Janelle didn’t slap her, walk out or reach for her lighter and a little stick of joy. She just laughed, wrapped her fingers around the handle of the steak knife and tapped it against her palm.

‘Mumz, today is not Monday anymore, today’s not even Fuckup Day: today’s my daughter’s birthday. That’s all I’m gonna let it be. Now unless you want me clean up the one remaining problem in my life I suggest you sit down and shut the fuck up. Kruize: cover your eyes.’

‘Wh – what are you fixing to do with that, that knife?’

Janelle slammed the knife down then pushed it across the table and leaned back. ‘Hurry up and cut us a slice of cake already, Mumsy. Fuck’s sake.’

While Mumsy cut the cake with wobbling hands and Kruizer stood on her chair so she could rest her elbows in front of the cake, Janelle reached on top of the highest shelf, took the milk bottle full of orange liquid, opened the lid.

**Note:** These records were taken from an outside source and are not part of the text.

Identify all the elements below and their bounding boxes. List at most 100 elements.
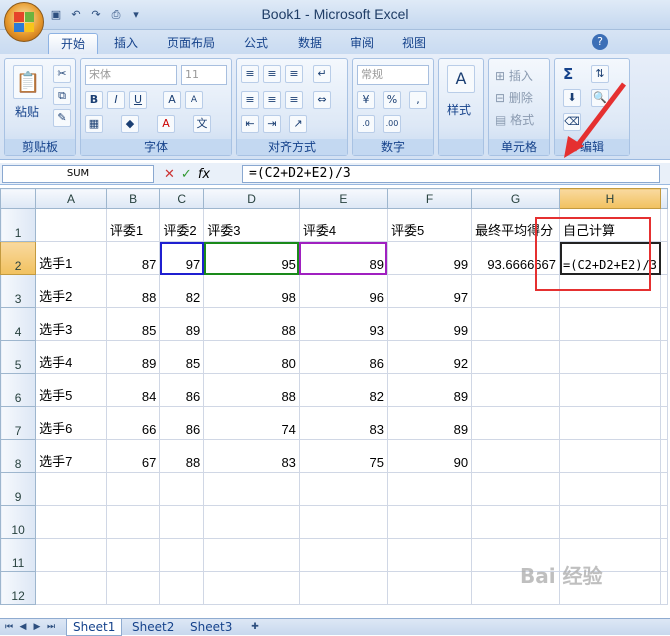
insert-sheet-icon[interactable]: ✚	[248, 622, 262, 632]
cell-e8[interactable]: 75	[298, 439, 388, 473]
column-header-a[interactable]: A	[35, 188, 107, 209]
cell-f7[interactable]: 89	[386, 406, 473, 440]
cell-i11[interactable]	[660, 538, 668, 572]
cell-h9[interactable]	[559, 472, 661, 506]
cell-d12[interactable]	[203, 571, 300, 605]
cell-g9[interactable]	[471, 472, 560, 506]
cell-d2[interactable]: 95	[203, 241, 300, 275]
row-header[interactable]: 2	[0, 241, 37, 275]
column-header-e[interactable]: E	[298, 188, 388, 209]
cell-f12[interactable]	[386, 571, 473, 605]
insert-cells-button[interactable]: ⊞ 插入	[495, 67, 533, 84]
cell-h5[interactable]	[559, 340, 661, 374]
font-size-combo[interactable]: 11	[181, 65, 227, 85]
grow-font-icon[interactable]: A	[163, 91, 181, 109]
underline-button[interactable]: U	[129, 91, 147, 109]
row-header[interactable]: 5	[0, 340, 37, 374]
cell-c5[interactable]: 85	[159, 340, 205, 374]
cell-g8[interactable]	[471, 439, 560, 473]
styles-button[interactable]: 样式	[447, 101, 471, 118]
cell-i3[interactable]	[660, 274, 668, 308]
cell-f11[interactable]	[386, 538, 473, 572]
cancel-icon[interactable]: ✕	[164, 167, 175, 182]
cell-f6[interactable]: 89	[386, 373, 473, 407]
next-sheet-icon[interactable]: ▶	[32, 622, 42, 632]
cell-f8[interactable]: 90	[386, 439, 473, 473]
cell-b2[interactable]: 87	[105, 241, 161, 275]
cell-f5[interactable]: 92	[386, 340, 473, 374]
row-header[interactable]: 10	[0, 505, 37, 539]
cell-a3[interactable]: 选手2	[35, 274, 107, 308]
cell-h8[interactable]	[559, 439, 661, 473]
cell-a5[interactable]: 选手4	[35, 340, 107, 374]
cell-a10[interactable]	[35, 505, 107, 539]
cell-d6[interactable]: 88	[203, 373, 300, 407]
cell-i4[interactable]	[660, 307, 668, 341]
cell-b11[interactable]	[105, 538, 161, 572]
cell-b3[interactable]: 88	[105, 274, 161, 308]
cell-a11[interactable]	[35, 538, 107, 572]
fill-color-icon[interactable]: ◆	[121, 115, 139, 133]
row-header[interactable]: 9	[0, 472, 37, 506]
increase-indent-icon[interactable]: ⇥	[263, 115, 281, 133]
cell-b10[interactable]	[105, 505, 161, 539]
column-header-c[interactable]: C	[159, 188, 205, 209]
cell-d10[interactable]	[203, 505, 300, 539]
cell-b5[interactable]: 89	[105, 340, 161, 374]
first-sheet-icon[interactable]: ⏮	[4, 622, 14, 632]
cell-c2[interactable]: 97	[159, 241, 205, 275]
cut-icon[interactable]: ✂	[53, 65, 71, 83]
cell-e5[interactable]: 86	[298, 340, 388, 374]
cell-i2[interactable]	[660, 241, 668, 275]
cell-a6[interactable]: 选手5	[35, 373, 107, 407]
cell-i7[interactable]	[660, 406, 668, 440]
phonetic-icon[interactable]: 文	[193, 115, 211, 133]
cell-i8[interactable]	[660, 439, 668, 473]
decrease-decimal-icon[interactable]: .00	[383, 115, 401, 133]
delete-cells-button[interactable]: ⊟ 删除	[495, 89, 533, 106]
row-header[interactable]: 1	[0, 208, 37, 242]
cell-e12[interactable]	[298, 571, 388, 605]
align-left-icon[interactable]: ≡	[241, 91, 259, 109]
number-format-combo[interactable]: 常规	[357, 65, 429, 85]
align-top-icon[interactable]: ≡	[241, 65, 259, 83]
cell-c12[interactable]	[159, 571, 205, 605]
cell-e9[interactable]	[298, 472, 388, 506]
column-header-b[interactable]: B	[105, 188, 161, 209]
cell-d5[interactable]: 80	[203, 340, 300, 374]
cell-b1[interactable]: 评委1	[105, 208, 161, 242]
cell-g5[interactable]	[471, 340, 560, 374]
sheet-tab-1[interactable]: Sheet1	[66, 619, 123, 636]
cell-f10[interactable]	[386, 505, 473, 539]
cell-c4[interactable]: 89	[159, 307, 205, 341]
tab-insert[interactable]: 插入	[104, 33, 148, 54]
decrease-indent-icon[interactable]: ⇤	[241, 115, 259, 133]
formula-input[interactable]: =(C2+D2+E2)/3	[242, 165, 660, 183]
cell-d4[interactable]: 88	[203, 307, 300, 341]
cell-i5[interactable]	[660, 340, 668, 374]
column-header-h[interactable]: H	[559, 188, 661, 209]
column-header-f[interactable]: F	[386, 188, 473, 209]
cell-i1[interactable]	[660, 208, 668, 242]
cell-f2[interactable]: 99	[386, 241, 473, 275]
cell-h10[interactable]	[559, 505, 661, 539]
cell-b12[interactable]	[105, 571, 161, 605]
cell-e2[interactable]: 89	[298, 241, 388, 275]
cell-b4[interactable]: 85	[105, 307, 161, 341]
cell-h7[interactable]	[559, 406, 661, 440]
cell-e7[interactable]: 83	[298, 406, 388, 440]
cell-i12[interactable]	[660, 571, 668, 605]
name-box[interactable]: SUM	[2, 165, 154, 183]
cell-c10[interactable]	[159, 505, 205, 539]
tab-view[interactable]: 视图	[392, 33, 436, 54]
sheet-tab-3[interactable]: Sheet3	[184, 619, 238, 636]
cell-g4[interactable]	[471, 307, 560, 341]
row-header[interactable]: 8	[0, 439, 37, 473]
shrink-font-icon[interactable]: A	[185, 91, 203, 109]
column-header-i[interactable]	[660, 188, 668, 209]
comma-button[interactable]: ,	[409, 91, 427, 109]
cell-a12[interactable]	[35, 571, 107, 605]
align-right-icon[interactable]: ≡	[285, 91, 303, 109]
tab-page-layout[interactable]: 页面布局	[158, 33, 224, 54]
cell-a1[interactable]	[35, 208, 107, 242]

‘Janelle, I’m… JANELLE. DON’T. DON’T YOU DARE. Is that – is that gas? Don’t! DON’T!’


She pushed the bottle hard into her mum’s arms. ‘PUT IT IN YOUR CAR. SAVE IT.’

Mumsy pushed back from the table and Janelle reached into the back pocket of her shorts and pulled a lighter forth.


Janelle flared the lighter. She reached into her other pocket, pulled a tiny package out and pressed it onto the table. ‘Ain’t you never seen candles before? Jesus, Mum.’